Do your 50% in everything
Raising children
Relationships
Work
EVERYTHING
do your part the best you can but never try to do anyone else's or over compensate because it makes you tired and resentful and really doesn't benefit the other person either- they need to work out their own 50% and own it

Singingtherapy · 23/10/2022 09:41

Every best friend has a best friend.

Helped me realise that if you don't want a secret getting spread around don't tell a single soul.

Vampirethriller · 23/10/2022 09:43

You are the company you keep.

VallarMorghulis · 23/10/2022 09:47

Don't pander to men and listen to your gut feelings

Vitriolinsanity · 23/10/2022 09:50

Always have ice, Tonic and a lemon in the fridge. My Nana

If change is happening, get in at the front. My best Boss

We must have courage, faith and chocolate fudge cake. My best friend

Make decisions based on the best information you have at the time, but adjust accordingly. Me

Nanalisa60 · 23/10/2022 09:54

Treat people they way you would like them to treat you.

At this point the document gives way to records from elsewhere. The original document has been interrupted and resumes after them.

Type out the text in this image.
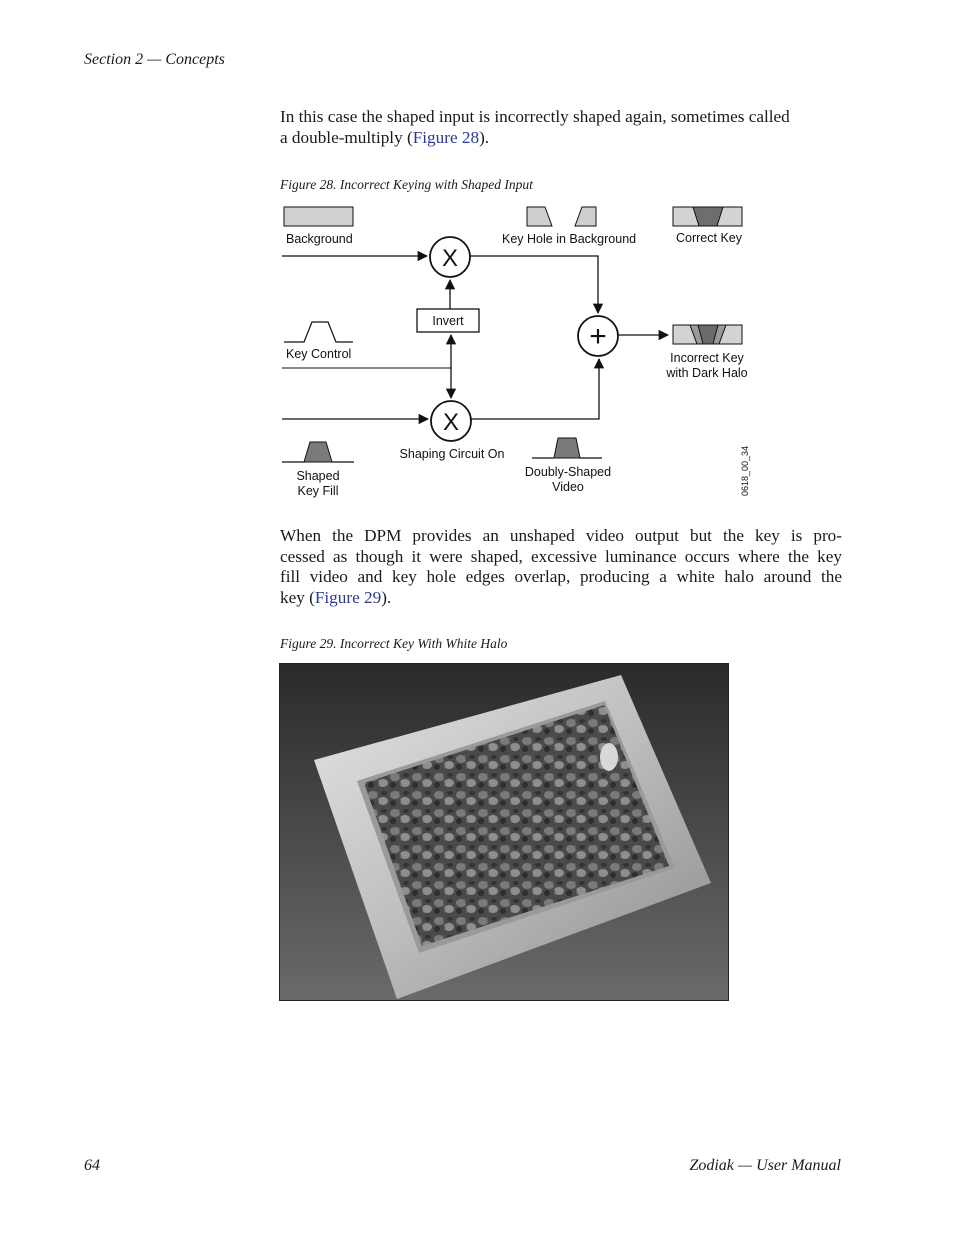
Section 2 — Concepts

In this case the shaped input is incorrectly shaped again, sometimes called
a double-multiply (Figure 28).

Figure 28. Incorrect Keying with Shaped Input
Background	Key Hole in Background	Correct Key
X
X
+
Invert
Key Control	Incorrect Key
with Dark Halo
Shaping Circuit On
Shaped
Key Fill
Doubly-Shaped
Video	0618_00_34

When the DPM provides an unshaped video output but the key is pro-
cessed as though it were shaped, excessive luminance occurs where the key
fill video and key hole edges overlap, producing a white halo around the
key (Figure 29).

Figure 29. Incorrect Key With White Halo
64	Zodiak — User Manual
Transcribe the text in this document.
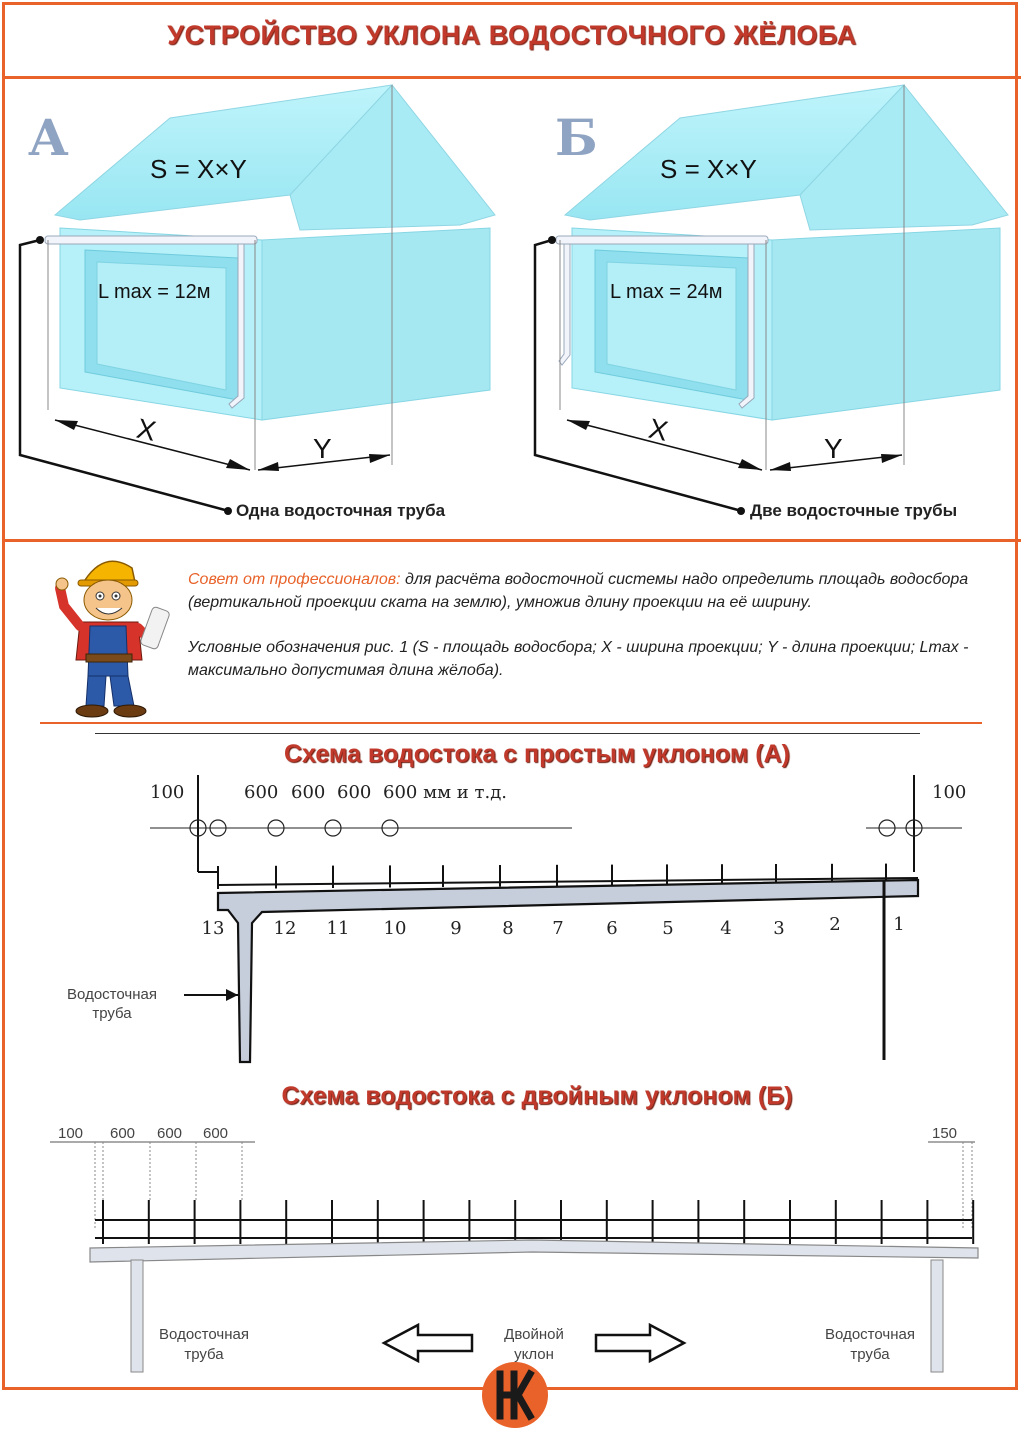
УСТРОЙСТВО УКЛОНА ВОДОСТОЧНОГО ЖЁЛОБА
А
S = X×Y
L max = 12м
X
Y
Одна водосточная труба
Б
S = X×Y
L max = 24м
X
Y
Две водосточные трубы

Совет от профессионалов: для расчёта водосточной системы надо определить площадь водосбора (вертикальной проекции ската на землю), умножив длину проекции на её ширину.

Условные обозначения рис. 1 (S - площадь водосбора; X - ширина проекции; Y - длина проекции; Lmax - максимально допустимая длина жёлоба).

Схема водостока с простым уклоном (А)
100	600 600 600 600 мм и т.д.	100
13	12 11 10 9 8 7 6 5	4 3 2	1
Водосточная
труба
Схема водостока с двойным уклоном (Б)
100 600 600 600	150
Водосточная
труба
Двойной
уклон
Водосточная
труба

Babasghost · 23/10/2022 09:56

If you have to do something and it's difficult, doing 1% is still better than 0

Wash one cup, fill out page one, say one thing, it's still progress

Dillwyninthebath · 23/10/2022 09:59

Thoughts are not always facts.

Sounds very obvious and simple but a good mantra for anxiety/catastrophic thoughts and things like that.

When things are tough, just concentrate on the next 5 minutes. Got me through a horrendous period of grief.

Advice from a couple of lovely colleagues.

Dillwyninthebath · 23/10/2022 10:00

@pastabest I love that, so simple but true especially if you have mild anxiety, I always try to check those off if I’m feeling bad and it stops me spiralling into more worry or overthinking.